[Date Prev][Date Next][Thread Prev][Thread Next][Date Index][Thread Index]

Re: Poll: consensus to change the encoded-character extension



On Tue, 2007-04-10 at 19:12 +0000, Aaron Stone wrote:
> Something like this:
> 
>    encoded-character    = "${" encoded-char-scheme ":" encoded-char-seq
> "}"
>    encoded-char-scheme  = hex / unicode
>    encoded-char-seq     = *(LWSP WSP 1*HEXDIG) LWSP

if we allow ${hex:100} in the grammar, we need to say something in the
text about the valid range.  I would prefer to stick to separate
productions for encoded-arb-octets and encoded-unicode-char to keep the
text simple and to minimise the change to the text.
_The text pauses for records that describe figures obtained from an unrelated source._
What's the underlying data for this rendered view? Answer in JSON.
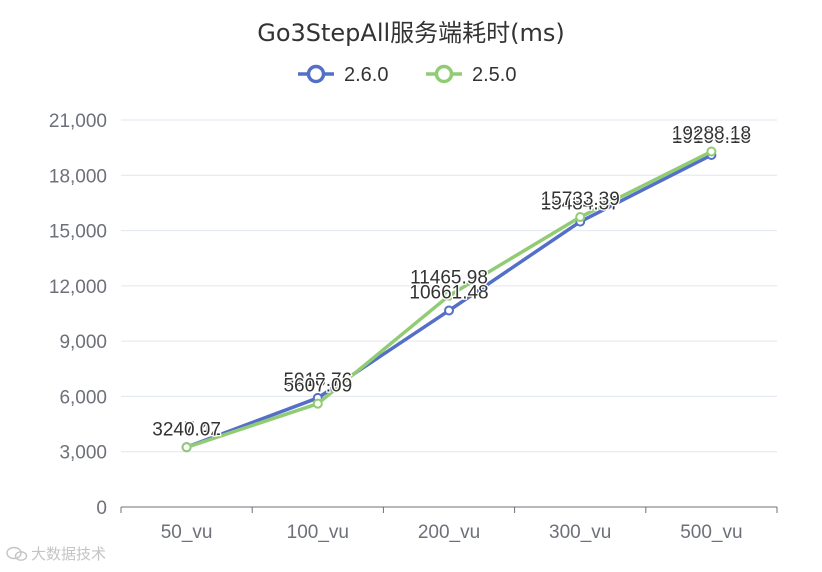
{
  "chart_data": {
    "type": "line",
    "title": "Go3StepAll服务端耗时(ms)",
    "categories": [
      "50_vu",
      "100_vu",
      "200_vu",
      "300_vu",
      "500_vu"
    ],
    "series": [
      {
        "name": "2.6.0",
        "color": "#5470c6",
        "values": [
          3247.42,
          5918.76,
          10661.48,
          15484.37,
          19100.18
        ]
      },
      {
        "name": "2.5.0",
        "color": "#91cc75",
        "values": [
          3240.07,
          5607.09,
          11465.98,
          15733.39,
          19288.18
        ]
      }
    ],
    "ylim": [
      0,
      21000
    ],
    "yticks": [
      "0",
      "3,000",
      "6,000",
      "9,000",
      "12,000",
      "15,000",
      "18,000",
      "21,000"
    ],
    "xlabel": "",
    "ylabel": "",
    "legend": "top-center",
    "grid": true
  },
  "watermark": {
    "text": "大数据技术"
  }
}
> Note that LWSP is optional by definition,

ouch, good catch!

> so we have to include SP or WSP
> to force some kind of separator between 1*HEXDIG's. Note that this is not
> valid according to the syntax above,
> 
> ${unicode:
> 123
> ABC
> }
> 
> ..because 123 and ABC do not have WSP between them. Use WSP / CR / LF? Is
> there some variant of LWSP that mandates at least one character of
> something be present?

LWSP requires WSP after CRLF, too, so it's simply not what we want, we
need to add another basic terminal, perhaps

   blank = WSP / CRLF

I suggest we stick to the poll question from Alexey, but with "1*blank"
replacing LWSP in his suggested new text.

> I think there are three options for values that are out of range:
> 
>  1. Throw an error and reject the script.
>  2. Ignore the offending value.
>  3. Insert some placeholder like ' ' or '?'.

I don't think we need to revisit this question.

> I concur that comments should not be allowed.

-- 
Kjetil T.